The water is so clear you forget it is there. Peering through the glass bottom of a tour boat at Silver Springs, visitors have watched fish glide over white sand and limestone for nearly 150 years, the illusion so perfect that the springs became a natural film set for Hollywood. Johnny Weissmuller swam these waters as Tarzan in the 1930s, and Lloyd Bridges dove into them for Sea Hunt in the late 1950s. But long before the cameras arrived, Silver Springs was already famous. In the late 1870s, Hullam Jones invented the glass-bottom boat here, and by the time former President Ulysses S. Grant visited in 1880, the springs had become a mandatory stop on the grand tour of Florida.
Silver Springs entered the movies in 1916 when The Seven Swans was filmed on location, the first known use of the springs for cinematography. But it was the 1932 production of Tarzan the Ape Man, starring Johnny Weissmuller, that turned the springs into a genuine filming destination. Five more Tarzan films followed through the early 1940s, with actors swinging over the river and diving into its crystalline depths. Then came the television series Sea Hunt, starring Lloyd Bridges, which filmed episodes here from 1958 to 1961, using the springs' remarkable clarity to stand in for oceans and shipwrecks around the world. In 1962, ABC-Paramount bought Silver Springs for $7.5 million, recognizing the commercial potential of a place where nature did the set design for free.

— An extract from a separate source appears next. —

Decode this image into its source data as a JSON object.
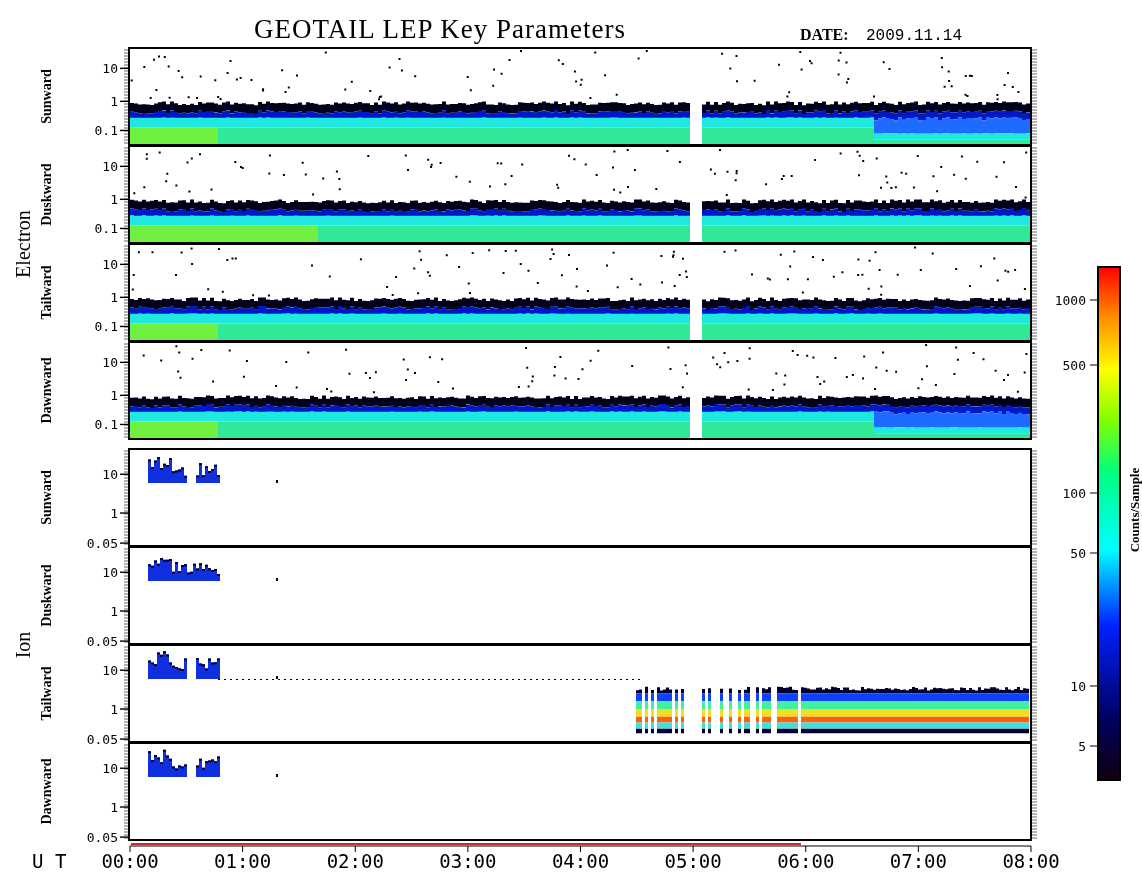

In the 1930s, a concessionaire named Colonel Tooey hatched a plan to boost ridership on his Jungle Cruise boat tour. He placed a troop of rhesus monkeys on a small island in the Silver River, expecting them to stay put as a living attraction. What Tooey did not know was that rhesus monkeys are excellent swimmers. The animals promptly escaped their island, scattering into the surrounding forest and establishing feral troops along the riverbanks. Nearly a century later, their descendants still live there, wild and thriving, a reminder that Florida's ecosystem has a way of absorbing the unexpected. Boaters on the Silver River today regularly spot the monkeys watching from the cypress branches overhead.
Silver Springs was restricted to white patrons only for most of its commercial history. By 1950, the springs drew more than 800,000 guests a year, but none of them were Black. In 1949, operators Carl Ray and W.M. Davidson opened a separate facility called Paradise Park, designated for Black visitors, on a nearby stretch of the Silver River. Paradise Park became a beloved destination for Black American tourists, offering its own glass-bottom boat rides and picnic grounds along the water. It operated for twenty years until Silver Springs finally integrated in 1969, and Paradise Park closed its gates for good. The story of these twin attractions captures a painful chapter of Florida's tourism history, one where even the beauty of a natural spring could not transcend the divisions of the era.
By the early 2000s, the crystal water that had made Silver Springs famous was turning cloudy. Fertilizer runoff and septic outflow from surrounding development poured nitrates into the aquifer, fueling the overgrowth of brown algae that dimmed the springs' legendary clarity. Water flow dropped dramatically, falling from 510 million gallons per day to 346 million gallons per day by 2012. Fish populations plummeted by an estimated 90 percent compared to 1950s levels. In October 2013, the State of Florida took over the aging theme park, combining it with the adjacent Silver River State Park to form Silver Springs State Park. The amusement rides were dismantled, the animal exhibits closed, and the focus shifted to ecological restoration of one of the largest artesian springs in the United States.
Silver Springs sits in Marion County, central Florida, at 29.218N, 82.055W. From the air, look for the distinctive blue-green spring run winding through dense forest east of Ocala. The Silver River is visible as a bright ribbon flowing northeast to the Ocklawaha River. Nearest airport: Ocala International (KOCF), approximately 6nm to the west. Best viewed at 2,000-3,000 feet AGL for full spring and river visibility.